Handelt es sich um einen anerkannten Gläubigen in einer rechtgläubigen, wenn auch unbiblischen Stellung, der aber in keiner Weise hierüber geübt ist, dann scheint mir, dass es nach wie vor unser Vorrecht ist, einen solchen im Namen des Herrn aufzunehmen, wenn er wünscht, mit uns im Brechen des Brotes an Ihn zu denken. Aber er muss ein hinreichendes Zeugnis haben und untersteht nun wie die anderen der Zucht.

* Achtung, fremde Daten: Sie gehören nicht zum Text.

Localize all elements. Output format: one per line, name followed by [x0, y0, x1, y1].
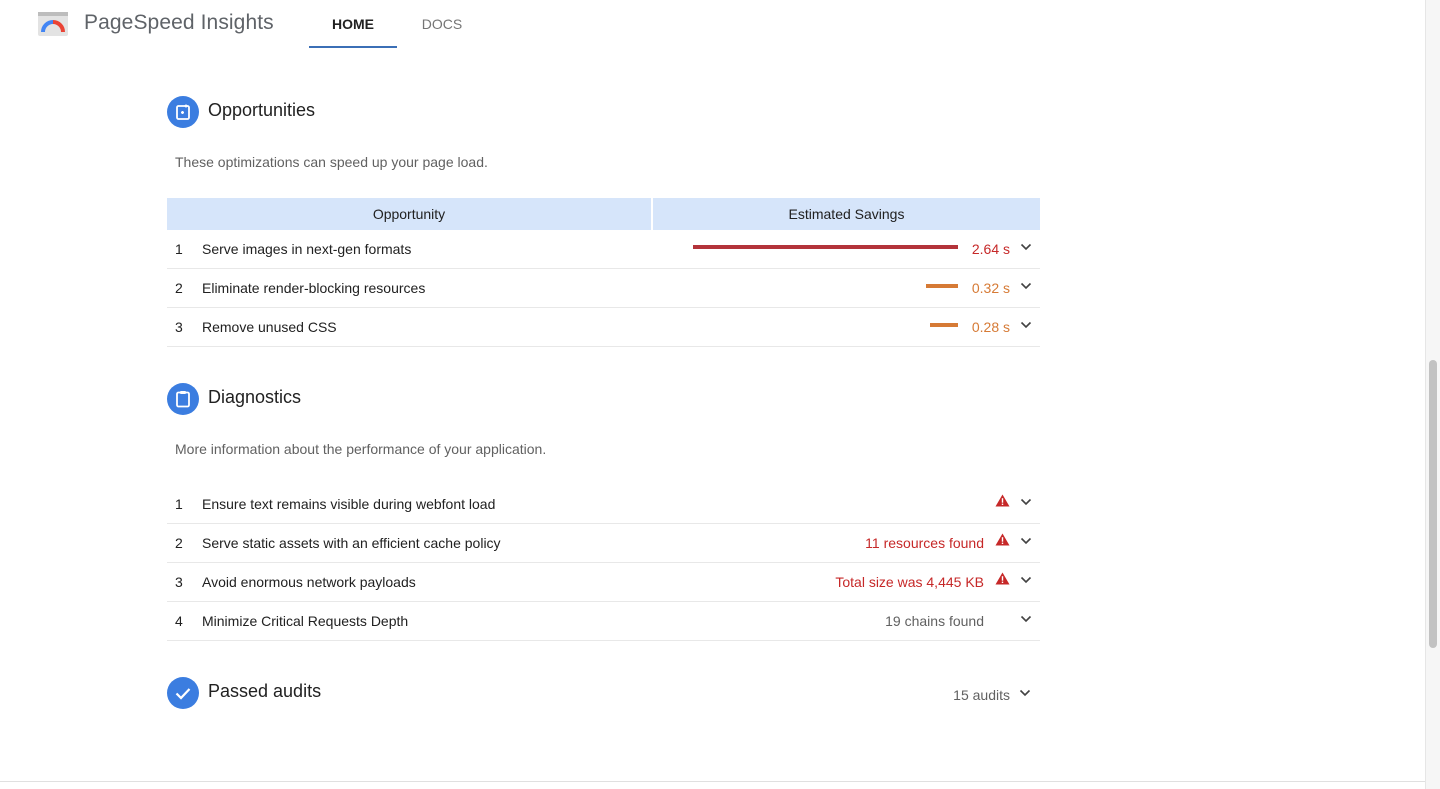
- top-header: PageSpeed Insights HOME DOCS: [0, 0, 1425, 48]
- diagnostic-title: Ensure text remains visible during webfo…: [202, 496, 496, 512]
- row-number: 3: [175, 574, 183, 590]
- diagnostic-row[interactable]: 2 Serve static assets with an efficient …: [167, 524, 1040, 563]
- scrollbar-thumb[interactable]: [1429, 360, 1437, 648]
- savings-value: 2.64 s: [971, 241, 1010, 257]
- diagnostics-title: Diagnostics: [208, 387, 302, 407]
- opportunities-icon: [167, 96, 199, 128]
- row-number: 1: [175, 241, 183, 257]
- savings-value: 0.32 s: [971, 280, 1010, 296]
- chevron-down-icon[interactable]: [1020, 282, 1032, 290]
- passed-audits-count[interactable]: 15 audits: [900, 687, 1010, 703]
- diagnostic-title: Serve static assets with an efficient ca…: [202, 535, 501, 551]
- savings-bar: [926, 284, 958, 288]
- footer-divider: [0, 781, 1425, 782]
- passed-audits-title[interactable]: Passed audits: [208, 681, 321, 702]
- chevron-down-icon[interactable]: [1020, 615, 1032, 623]
- diagnostic-detail: Total size was 4,445 KB: [835, 574, 984, 590]
- column-header-opportunity: Opportunity: [167, 198, 651, 230]
- tab-docs[interactable]: DOCS: [400, 0, 484, 48]
- column-header-estimated-savings: Estimated Savings: [653, 198, 1040, 230]
- tab-docs-label: DOCS: [421, 16, 463, 32]
- tab-home[interactable]: HOME: [309, 0, 397, 48]
- diagnostic-title: Minimize Critical Requests Depth: [202, 613, 409, 629]
- chevron-down-icon[interactable]: [1020, 243, 1032, 251]
- diagnostic-detail: 11 resources found: [865, 535, 984, 551]
- tab-active-indicator: [309, 46, 397, 48]
- warning-triangle-icon: [995, 533, 1010, 546]
- page: PageSpeed Insights HOME DOCS Opportuniti…: [0, 0, 1440, 789]
- savings-bar: [930, 323, 958, 327]
- chevron-down-icon[interactable]: [1020, 537, 1032, 545]
- diagnostic-row[interactable]: 3 Avoid enormous network payloads Total …: [167, 563, 1040, 602]
- opportunity-row[interactable]: 3 Remove unused CSS 0.28 s: [167, 308, 1040, 347]
- opportunities-table-header: Opportunity Estimated Savings: [167, 198, 1040, 230]
- diagnostics-clipboard-icon: [167, 383, 199, 415]
- diagnostic-row[interactable]: 4 Minimize Critical Requests Depth 19 ch…: [167, 602, 1040, 641]
- passed-check-icon: [167, 677, 199, 709]
- chevron-down-icon[interactable]: [1019, 689, 1031, 697]
- pagespeed-logo-icon[interactable]: [38, 12, 68, 36]
- savings-bar: [693, 245, 958, 249]
- warning-triangle-icon: [995, 494, 1010, 507]
- opportunity-title: Remove unused CSS: [202, 319, 337, 335]
- opportunity-row[interactable]: 2 Eliminate render-blocking resources 0.…: [167, 269, 1040, 308]
- diagnostic-title: Avoid enormous network payloads: [202, 574, 416, 590]
- opportunities-description: These optimizations can speed up your pa…: [175, 154, 488, 170]
- warning-triangle-icon: [995, 572, 1010, 585]
- row-number: 2: [175, 280, 183, 296]
- opportunity-title: Serve images in next-gen formats: [202, 241, 412, 257]
- opportunities-title: Opportunities: [208, 100, 316, 120]
- row-number: 4: [175, 613, 183, 629]
- diagnostics-description: More information about the performance o…: [175, 441, 547, 457]
- opportunity-title: Eliminate render-blocking resources: [202, 280, 426, 296]
- diagnostic-row[interactable]: 1 Ensure text remains visible during web…: [167, 485, 1040, 524]
- savings-value: 0.28 s: [971, 319, 1010, 335]
- tab-home-label: HOME: [332, 16, 374, 32]
- row-number: 2: [175, 535, 183, 551]
- chevron-down-icon[interactable]: [1020, 498, 1032, 506]
- chevron-down-icon[interactable]: [1020, 321, 1032, 329]
- chevron-down-icon[interactable]: [1020, 576, 1032, 584]
- opportunity-row[interactable]: 1 Serve images in next-gen formats 2.64 …: [167, 230, 1040, 269]
- vertical-scrollbar[interactable]: [1425, 0, 1440, 789]
- row-number: 1: [175, 496, 183, 512]
- brand-title[interactable]: PageSpeed Insights: [84, 11, 274, 35]
- diagnostic-detail: 19 chains found: [885, 613, 984, 629]
- row-number: 3: [175, 319, 183, 335]
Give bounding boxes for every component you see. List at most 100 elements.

Natürlich wäre ein Abweichen nach beiden Seiten untragbar. Wie viele einfältige Seelen mit geistlichen Empfindungen, die aber keineswegs einsichtsvoll waren, haben, nachdem sie einmal die Gegenwart des Herrn in dieser Weise genossen haben, weitergefragt, seinen Willen erkannt und sind nie mehr zu den Betrügereien der Menschen zurückgekehrt! Mit den Leichtfertigen wird es weiter abwärts gehen, ebenso mit den Hartnäckigen und Engstirnigen. Wenn sie einmal einsehen sollten, dass Christus sich nicht auf solchen Wegen befindet, könnten sich daraus vielleicht Konsequenzen ergeben.


Originaltitel: „Scripture Queries and Answers: Gathered to the Lord’s Name“
aus The Bible Treasury, 1902/03, Jg. 4, New Series, S. 64

Anmerkungen

[1] Der Artikel stammt aus dem Jahr 1902; der Autor bezieht sich also auf die Zeit um 1850 oder früher.